You'll also want to change the cam shaft bearings while it is all out and stripped at that mileage.

I feel pretty confident about checking for bits that are worn, but I however did ring T&L and inquired about the chemical dip and glaze busting, they want £120 for the dip and £56 for the glaze bust.
I don't think I cant justify £120 for a clean! but the glaze bust is worth a gander, my question is... how much will it take off the bore, and will it require different piston rings?
 
I was under the impression that glaze busting was what you do if you're just slinging new standard rings in there to get another 30k out of the engine, as opposed to a rebore with oversize pistons and rings.

The thing I can't get my head round is if you speak to any old man he will tell you that new rings and glaze bust was the done thing, nobody rebored for the sake of it!
 
I was under the impression that glaze busting was what you do if you're just slinging new standard rings in there to get another 30k out of the engine, as opposed to a rebore with oversize pistons and rings.
sounds about right, but i worry how much they have to take out, i dont want to start getting piston slap!
 
I think the principle is that nothing to speak of is taken out, they just bust the glaze.

When you think that half a mm is a rebore, it's a pretty small amount whichever way round.

Sometimes my mind boggles at the smallness of these measurements!! :eek:
 
rehone or glaze bust has to be done so its actually made a new surface ,and 1 thou or a little more off bore to make a good surface is better than less with poor cross hatch sat on glazed surface ,personally im not a fan of glaze bust especially if theres any wear on thrust side of bore bores dont wear all the way round and prefer rebore +20 ,with bores bored 1-2 thou under piston clearance size and honed out to size which wont be exactly +20 as pistons can vary several thou in size between batches so you need to measure each one to ensure there the same before having it bored ,3.5s dont have liner issues ,cranks unless knackered benefit by having a little polished off to give good new surface will take off not to heavy scratches and water marks etc
 
rehone or glaze bust has to be done so its actually made a new surface ,and 1 thou or a little more off bore to make a good surface is better than less with poor cross hatch sat on glazed surface ,personally im not a fan of glaze bust especially if theres any wear on thrust side of bore bores dont wear all the way round and prefer rebore +20 ,with bores bored 1-2 thou under piston clearance size and honed out to size which wont be exactly +20 as pistons can vary several thou in size between batches so you need to measure each one to ensure there the same before having it bored ,3.5s dont have liner issues ,cranks unless knackered benefit by having a little polished off to give good new surface will take off not to heavy scratches and water marks etc

ok so i suppose it comes down to how much thrust side is worn to whether its worth a hone or a bore, but your right, an oval bore isn't much use!
 
I agree it sounds a lot but the dipping will get all the crud and muck from the oil and waterways. Places I doubt you'll get to by cleaning alone.

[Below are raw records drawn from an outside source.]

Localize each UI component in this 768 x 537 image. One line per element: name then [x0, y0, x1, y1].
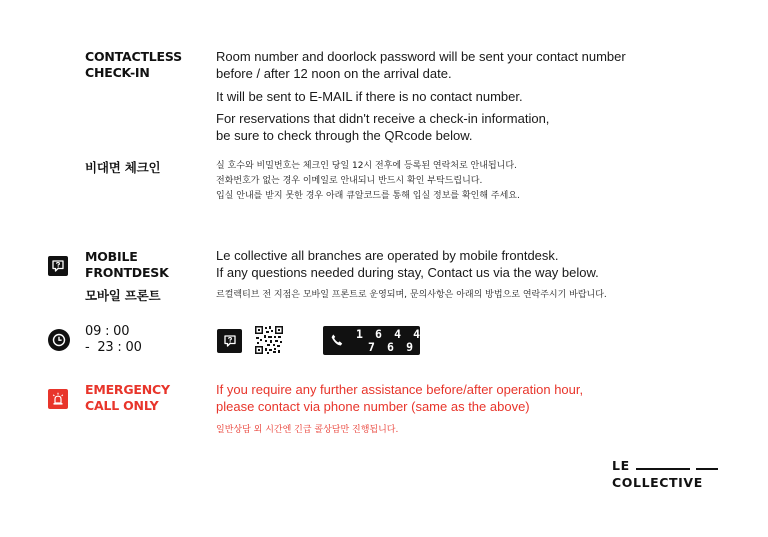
logo-rule — [696, 468, 718, 470]
emergency-korean-text: 일반상담 외 시간엔 긴급 콜상담만 진행됩니다. — [216, 425, 399, 435]
frontdesk-korean-text: 르컬렉티브 전 지점은 모바일 프론트로 운영되며, 문의사항은 아래의 방법으로 연락주시기 바랍니다. — [216, 290, 607, 300]
clock-icon — [48, 329, 70, 351]
operating-hours: 09 : 00 - 23 : 00 — [85, 324, 142, 355]
logo-text-line-2: COLLECTIVE — [612, 475, 703, 490]
checkin-label: CONTACTLESS CHECK-IN — [85, 49, 182, 80]
checkin-para-1: Room number and doorlock password will be sent your contact number before / after 12 noon on the arrival date. — [216, 49, 626, 81]
checkin-para-2: It will be sent to E-MAIL if there is no contact number. — [216, 89, 523, 104]
phone-icon — [330, 333, 344, 352]
frontdesk-label: MOBILE FRONTDESK — [85, 249, 169, 280]
chat-question-icon — [48, 256, 68, 276]
checkin-label-korean: 비대면 체크인 — [85, 160, 161, 175]
qr-code-icon[interactable] — [255, 326, 283, 354]
checkin-korean-text: 실 호수와 비밀번호는 체크인 당일 12시 전후에 등록된 연락처로 안내됩니다. 전화번호가 없는 경우 이메일로 안내되니 반드시 확인 부탁드립니다. 입실 안내를 받지 못한 경우 아래 큐알코드를 통해 입실 정보를 확인해 주세요. — [216, 161, 520, 201]
logo-text-line-1: LE — [612, 458, 630, 473]
phone-number-line-1: 1 6 4 4 - — [356, 327, 442, 341]
frontdesk-label-korean: 모바일 프론트 — [85, 288, 161, 303]
emergency-text: If you require any further assistance before/after operation hour, please contact via phone number (same as the above) — [216, 382, 584, 414]
checkin-para-3: For reservations that didn't receive a check-in information, be sure to check through the QRcode below. — [216, 111, 550, 143]
frontdesk-text: Le collective all branches are operated by mobile frontdesk. If any questions needed during stay, Contact us via the way below. — [216, 248, 599, 280]
chat-question-icon[interactable] — [217, 329, 242, 353]
logo-rule — [636, 468, 690, 470]
phone-number-line-2: 7 6 9 4 — [368, 340, 435, 354]
le-collective-logo — [612, 458, 722, 492]
emergency-label: EMERGENCY CALL ONLY — [85, 382, 170, 413]
phone-number-badge[interactable] — [323, 326, 442, 355]
siren-icon — [48, 389, 68, 409]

After that mileage there is bound to be wear isn't there? 0.020 over and you've effectively got a new block in that respect. You can balance the pistons pins and rods too!!
 
I would go for cleaning definitely. It's a no brainer.

The rest is up to you, as we all know I am running a bodged block at the moment and although it seems perfect, how long will it last and could it have been better?? :D
 
Jonny, you are definitely too keen! BUT when I'm building a high-rev motor for my tvr (which I don't own yet by the way!) you will be the man I contact! :D
 
You think I'm bad...

Valve to Piston Clearance? - RV8

To be fair I can't really comment on the bottom end too much as the machining on my 3.5 was prohibitively expensive and I ended up buying a reconditioned 3.9 block for £900 with oversized pistons and a reground crank. The block is still sitting there for when I run out of projects though / a liner slips on my new block!